George Packer’s epic 12,000-word piece on Amazon and the publishing industry in the current issue of The New Yorker is full of memorable reported bits—the culture clash between Amazon’s editorial staffers and its programmers, insider accounts of the company’s hiring process, the story of an Amazon employee who was handed a printout of a Slate article about Amazon’s stingy philanthropy with the words “Fix This” scrawled at the top in Bezos’s hand. But for a wide-ranging survey of the new publishing landscape, its cast of characters is a notably familiar one.
There’s Macmillan CEO John Sargent, last seen in the pages of The New Yorker pedaling on an exercise bicycle as he contemplated Amazon in Ken Auletta’s 2012 story on the war over the e-books market; in Packer’s piece he also features prominently, recounting his early impressions of Bezos and his own struggles with Amazon. There’s Dennis Johnson, publisher of Melville House, a longtime outspoken critic of Amazon who has appeared in countless articles about embattled indie publishing houses. There’s literary agent Andrew Wylie, whom I interviewed for The New Republic’s books issue several months ago, who gives Packer some choice quotes about the business model of bookselling.
These are a few of the names that have come to sound like a refrain in the recent history of the publishing industry, for one main reason: their willingness to talk on the record about Amazon. In the publishing world, this is strikingly rare. Packer was clearly frustrated by the scarcity of on-the-record sources, as he wrote a follow-up post to his New Yorker piece titled “The Perils of Non-Disclosure” about Amazon’s paranoid culture of secrecy. Of course, it’s not just Amazon employees who are squeamish about talking to the press: many editors, agents, and authors are loath to attach their names to comments for fear of retribution from the corporate behemoth. So as journalists over the past few years have set out to chart the publishing world’s tectonic shifts and explain the forces that buffet it, the wary silence surrounding Amazon has ended up forcing a small handful of voices to serve as mouthpieces for the industry at large.
It’s easy to see why people like Sargent, Johnson, Wylie make appealing sources. They are consummate characters, blunt and clever and salty. Sargent has long been a kind of activist within the industry: In 2010 he took out a full-page ad in Publisher’s Lunch to explain his demand that Amazon raise e-book prices. I interviewed Johnson last year at his Brooklyn offices—where his small publishing operation is tucked behind a swiveling bookshelf at the back of a little bookstore that faces the street—and he was magnetic, all fiery anti-Amazon screeds and intense hand gestures, a diamond stud glinting in one ear.
But in some ways these figures are less a token of broader industry trends than colorful outliers. Wylie, for instance, is far from representative of the entire agent community. In fact, his staunch emphasis on highbrow literature, and the way his huge backlist of classics affords him a singular luxury to eschew mainstream fiction, puts him at one extreme end of the publishing spectrum—far less likely to collaborate with Amazon than the agents who represent the kinds of light, breezy books that tend to sell best on e-readers. And yet the fact that so few agents are willing to speak frankly about Amazon means that he is often summoned to do so on their behalf.

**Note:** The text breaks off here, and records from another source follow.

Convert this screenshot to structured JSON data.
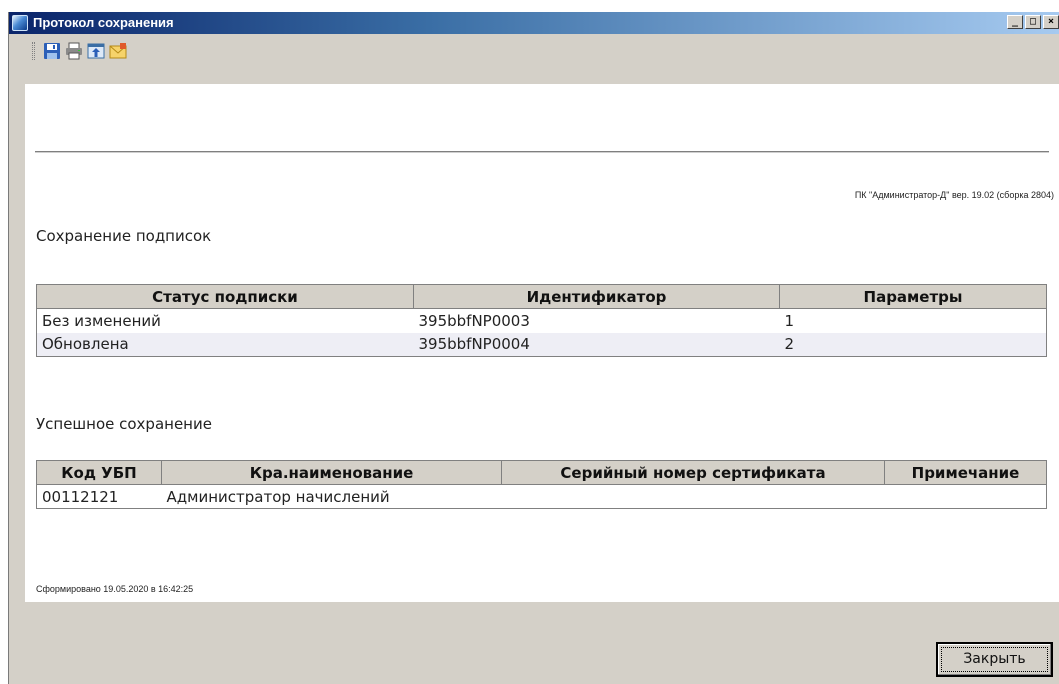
{
  "window": {
    "title": "Протокол сохранения",
    "controls": {
      "minimize": "_",
      "maximize": "□",
      "close": "×"
    }
  },
  "toolbar": {
    "items": [
      {
        "icon": "save-icon"
      },
      {
        "icon": "print-icon"
      },
      {
        "icon": "export-icon"
      },
      {
        "icon": "email-icon"
      }
    ]
  },
  "report": {
    "version": "ПК \"Администратор-Д\" вер. 19.02 (сборка 2804)",
    "subscriptions": {
      "title": "Сохранение подписок",
      "columns": [
        "Статус подписки",
        "Идентификатор",
        "Параметры"
      ],
      "rows": [
        [
          "Без изменений",
          "395bbfNP0003",
          "1"
        ],
        [
          "Обновлена",
          "395bbfNP0004",
          "2"
        ]
      ]
    },
    "success": {
      "title": "Успешное сохранение",
      "columns": [
        "Код УБП",
        "Кра.наименование",
        "Серийный номер сертификата",
        "Примечание"
      ],
      "rows": [
        [
          "00112121",
          "Администратор начислений",
          "",
          ""
        ]
      ]
    },
    "generated": "Сформировано 19.05.2020 в 16:42:25"
  },
  "footer": {
    "close_label": "Закрыть"
  },
  "colors": {
    "title_gradient_start": "#0a246a",
    "title_gradient_end": "#a6caf0",
    "alt_row": "#eeeef5"
  }
}
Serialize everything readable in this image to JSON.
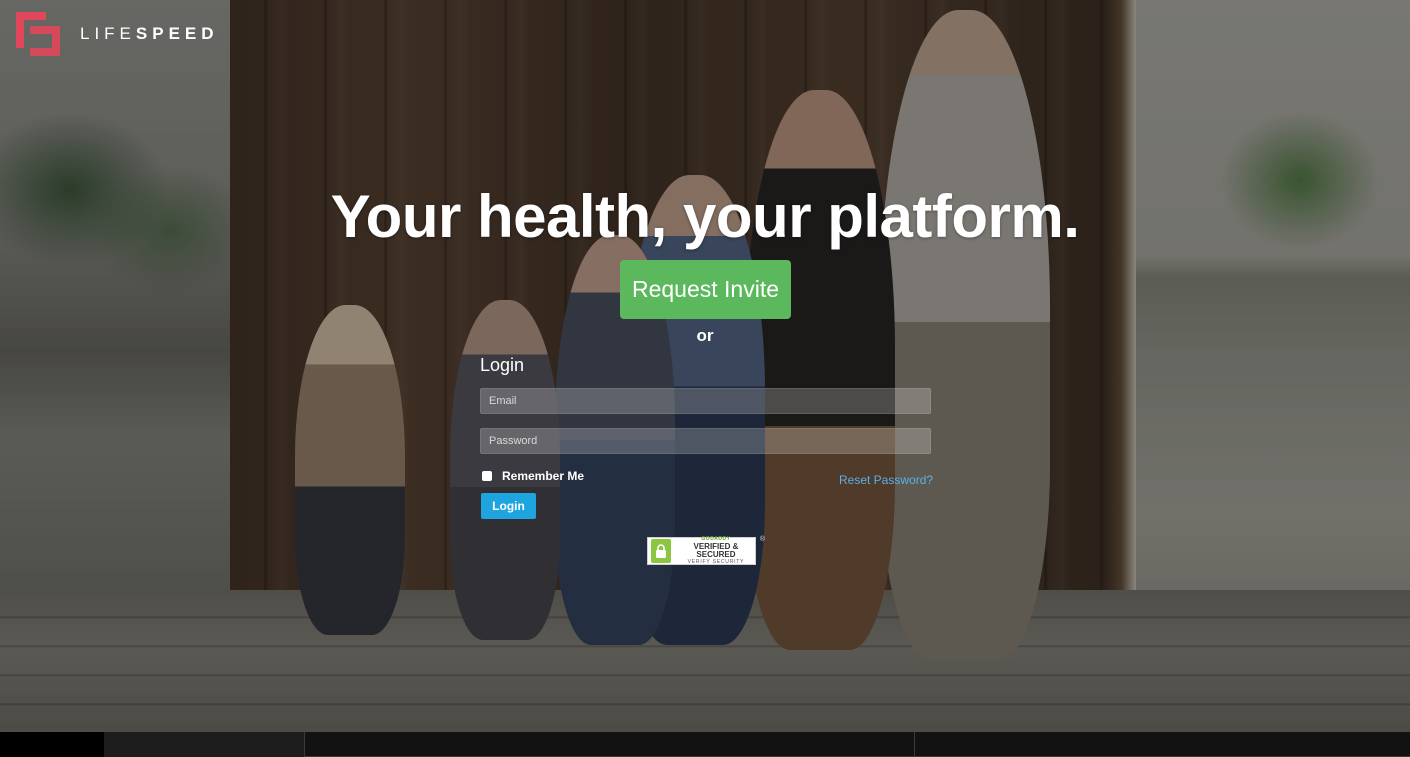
{
  "brand": {
    "name_light": "LIFE",
    "name_bold": "SPEED",
    "accent_color": "#e0475a"
  },
  "hero": {
    "headline": "Your health, your platform.",
    "request_invite_label": "Request Invite",
    "or_text": "or"
  },
  "login": {
    "title": "Login",
    "email_placeholder": "Email",
    "password_placeholder": "Password",
    "remember_label": "Remember Me",
    "reset_label": "Reset Password?",
    "submit_label": "Login"
  },
  "seal": {
    "brand": "GODADDY",
    "main": "VERIFIED & SECURED",
    "verify": "VERIFY SECURITY",
    "icon": "lock-icon"
  },
  "colors": {
    "invite_button": "#5cb85c",
    "login_button": "#1ea4df",
    "reset_link": "#5bb0e8"
  }
}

Of course, there are many industries in which certain figures are featured disproportionately in media coverage because they are uniquely candid or just promiscuous quote-givers. But this phenomenon is particularly frustrating in the publishing world, which is generally so self-aware, and where, in my experience, even those at the very bottom of the publishing ladder tend to have sharp and well-turned insights on the industry overall.
Sure, plenty of great quotes from publishing sources get aired anonymously. One unnamed editor in Packer’s piece compared Bezos to an abusive father. But when plugged into the broader story of publishing, their identifying details blurred for the sake of anonymity, such quotes tend to do less to propel the narrative than the vivid specifics of individual experience. And for a reader they’re also hard to contextualize: When one agent, speaking about the difficulty of finding work at a publishing house after working at Amazon, tells Packer “You’d have to consider the time you spent with Vichy when you’re looking for work after the occupation,” this packs a different punch depending on who exactly said it.
And all this anonymous chatter can feel a bit diffuse next to the ruthlessly on-message Amazon P.R. machine. When Amazon representatives do give interviews to the press, the polish of their image management is oppressive. One recurring figure is Russ Grandinetti, Amazon’s very smart and savvy vice president of Kindle content, also featured in Packer’s piece, whose oiled talking points include “It’s never been a better time to be a reader" (as told to Packer). Now that the Silicon Valley ethos of secrecy has leeched into the books world at large, it’s up to characters like Sargent and Wylie and Johnson to tell the story of publishing. But the chronicles of the landscape would be ultimately more interesting if other voices would pipe up on the record too.